The album’s first single “Elevators (Me and You)” provided the first inkling that ‘Kast wasn’t about to release a Southernplayalisticadillacmuzik Part II. Whereas their first album centered mostly on the pimp image that preoccupied so many Southern male teens at the time, “Elevators” introduced audiences to a more somber and reflective sound for the duo. Lyrics that had previously boasted about their affinity for strippers were traded in for more enlightened ones that praised women for more than their bodies. Their newly acquired maturity set the tone for the entire album, as Big Boi and Andre pondered existential subject matter, mortality and a deeper sense of consciousness. Nowhere is this more evident than on the album’s closing track “13th Floor/Growing Old” where the two tackled the prospect of growing older and leaving their mark on the world.

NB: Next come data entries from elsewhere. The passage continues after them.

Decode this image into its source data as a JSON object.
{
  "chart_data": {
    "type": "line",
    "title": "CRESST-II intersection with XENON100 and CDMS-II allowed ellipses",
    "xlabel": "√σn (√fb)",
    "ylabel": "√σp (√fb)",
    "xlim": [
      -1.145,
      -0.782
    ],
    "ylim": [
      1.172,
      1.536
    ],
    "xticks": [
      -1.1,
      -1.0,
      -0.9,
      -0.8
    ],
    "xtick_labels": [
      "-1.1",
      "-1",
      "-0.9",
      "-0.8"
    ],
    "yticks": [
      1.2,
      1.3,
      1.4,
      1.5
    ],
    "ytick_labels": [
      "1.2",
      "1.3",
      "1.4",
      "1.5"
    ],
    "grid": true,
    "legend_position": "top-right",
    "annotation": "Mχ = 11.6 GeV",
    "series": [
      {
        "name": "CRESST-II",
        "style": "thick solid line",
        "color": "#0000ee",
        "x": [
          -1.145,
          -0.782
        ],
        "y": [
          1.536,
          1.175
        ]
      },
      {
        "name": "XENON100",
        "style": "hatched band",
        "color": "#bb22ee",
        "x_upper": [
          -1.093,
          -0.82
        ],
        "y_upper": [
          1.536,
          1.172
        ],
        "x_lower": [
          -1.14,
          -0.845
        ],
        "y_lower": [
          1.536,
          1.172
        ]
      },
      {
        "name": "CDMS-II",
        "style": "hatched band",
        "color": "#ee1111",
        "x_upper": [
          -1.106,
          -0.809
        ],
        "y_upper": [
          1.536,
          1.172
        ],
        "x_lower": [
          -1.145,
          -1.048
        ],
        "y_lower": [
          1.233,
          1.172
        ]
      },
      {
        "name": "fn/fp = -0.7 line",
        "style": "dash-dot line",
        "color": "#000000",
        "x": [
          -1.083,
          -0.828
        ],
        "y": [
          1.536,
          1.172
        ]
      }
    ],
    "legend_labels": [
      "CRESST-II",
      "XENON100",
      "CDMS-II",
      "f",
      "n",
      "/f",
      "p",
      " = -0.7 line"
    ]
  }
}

It was almost as if the responsibility of suddenly being thrust into the spotlight and getting virtually crowned as the Kings of Southern Hip-Hop forced them to step back, reflect and grow up. Follow-up singles “ATLiens” and “Jazzy Belle” would stay in line with this suddenly woke OutKast, which only served to further establish Big Boi and Andre as gamechangers in the music game.
The album’s title was a portmanteau of “Atlanta” and “aliens,” which reflected their shift in sound to a more otherworldly experience. Though the critically-acclaimed album would eventually be certified double platinum by the RIAA, the shift did initially alienate some of their more hardened fans (a fact that they would later acknowledge on 1998’s Aquemini). Detractors aside, the album marked a groundbreaking shift for the pair, and a highly successful one at that. In addition to the RIAA certification, the album reached the top spot on the Top R&B Albums chart and climbed to No. 2 on the Billboard 200 chart.
It also marked the first time that they had taken full control of their sound, forming a production group with Mr. DJ known as Earthone Ideas. Though Organized Noize still produced the majority of the album, Earthtone would produce six of the 15 tracks. Fans were also introduced to an ever-evolving Andre, who had abandoned his cornrows and baseball jerseys for turbans and a vegan lifestyle. In all honestly, we could probably write a book on all the ways in which ATLiens changed the game for hip-hop as a whole. Instead, we’ll just direct you to revisit this musical awakening on your own.